Since 1985, Lewiston native Anne Taintor has been turning up the volume on that very question, and variations of it, transforming once unspoken resentments into a source of modern humor and camaraderie.
Taintor's designs are known internationally — witty collages that pair vintage images of domestic tranquility (such as an apron- and lipstick-wearing woman smiling over a stove) with tongue-in-cheek, imagined internal monologues (Why, I'd be delighted to put my needs last again).
The clever juxtapositions festoon everything from flasks and coasters to iPhone cases and notecards (Anne Taintor knee socks are in the works). Next Thursday, the 59-year-old entrepreneur, who moved back to Maine two years ago after more than a decade in New Mexico, will accept the MWF's Tribute to Women in Industry award, which recognizes women who have triumphed as business owners or nonprofit leaders.

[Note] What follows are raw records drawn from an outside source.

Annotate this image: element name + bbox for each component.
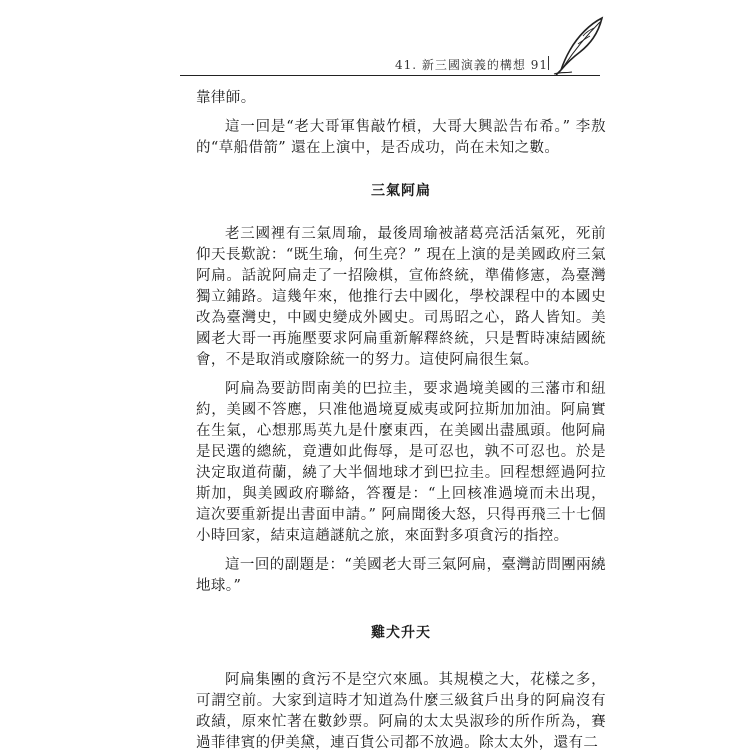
running-head-separator: [548, 56, 549, 70]
quill-pen-icon: [550, 14, 610, 76]
section-title: 三氣阿扁: [371, 183, 431, 199]
paragraph: 這一回是“老大哥軍售敲竹槓，大哥大興訟告布希。” 李敖的“草船借箭” 還在上演中，是否成功，尚在未知之數。: [196, 119, 606, 156]
paragraph: 靠律師。: [196, 90, 256, 106]
body-text: [196, 88, 606, 750]
paragraph: 阿扁集團的貪污不是空穴來風。其規模之大，花樣之多，可謂空前。大家到這時才知道為什麼三級貧戶出身的阿扁沒有政績，原來忙著在數鈔票。阿扁的太太吳淑珍的所作所為，賽過菲律賓的伊美黛，連百貨公司都不放過。除太太外，還有二: [196, 672, 606, 750]
paragraph: 老三國裡有三氣周瑜，最後周瑜被諸葛亮活活氣死，死前仰天長歎說：“既生瑜，何生亮？” 現在上演的是美國政府三氣阿扁。話說阿扁走了一招險棋，宣佈終統，準備修憲，為臺灣獨立鋪路。這幾年來，他推行去中國化，學校課程中的本國史改為臺灣史，中國史變成外國史。司馬昭之心，路人皆知。美國老大哥一再施壓要求阿扁重新解釋終統，只是暫時凍結國統會，不是取消或廢除統一的努力。這使阿扁很生氣。: [196, 226, 606, 368]
header-rule: [180, 75, 600, 76]
paragraph: 這一回的副題是：“美國老大哥三氣阿扁，臺灣訪問團兩繞地球。”: [196, 557, 606, 594]
section-title: 雞犬升天: [371, 625, 431, 641]
paragraph: 阿扁為要訪問南美的巴拉圭，要求過境美國的三藩市和紐約，美國不答應，只准他過境夏威夷或阿拉斯加加油。阿扁實在生氣，心想那馬英九是什麼東西，在美國出盡風頭。他阿扁是民選的總統，竟遭如此侮辱，是可忍也，孰不可忍也。於是決定取道荷蘭，繞了大半個地球才到巴拉圭。回程想經過阿拉斯加，與美國政府聯絡，答覆是：“上回核准過境而未出現，這次要重新提出書面申請。” 阿扁聞後大怒，只得再飛三十七個小時回家，結束這趟謎航之旅，來面對多項貪污的指控。: [196, 381, 606, 544]
running-head: 41. 新三國演義的構想 91: [395, 58, 548, 72]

Sitting in her Stroudwater home, which she shares with her husband and two dogs and also houses her light-filled studio (where she stores hundreds of vintage magazine clippings, organized by subject — i.e., Cooking, Kids, Travel), Taintor admits that she's still surprised by her own success.
"I just think I was lucky," she says, tucking her legs beneath her on the couch. "It's still really amazing to me."
Shy and smiling, Taintor recalls that at first, it was "hard for me to wrap my head around selling things — that wasn't what my family did." They were office-bound professionals, she explains, whose unique vocabularies and erudite conversational style certainly influenced her way with words.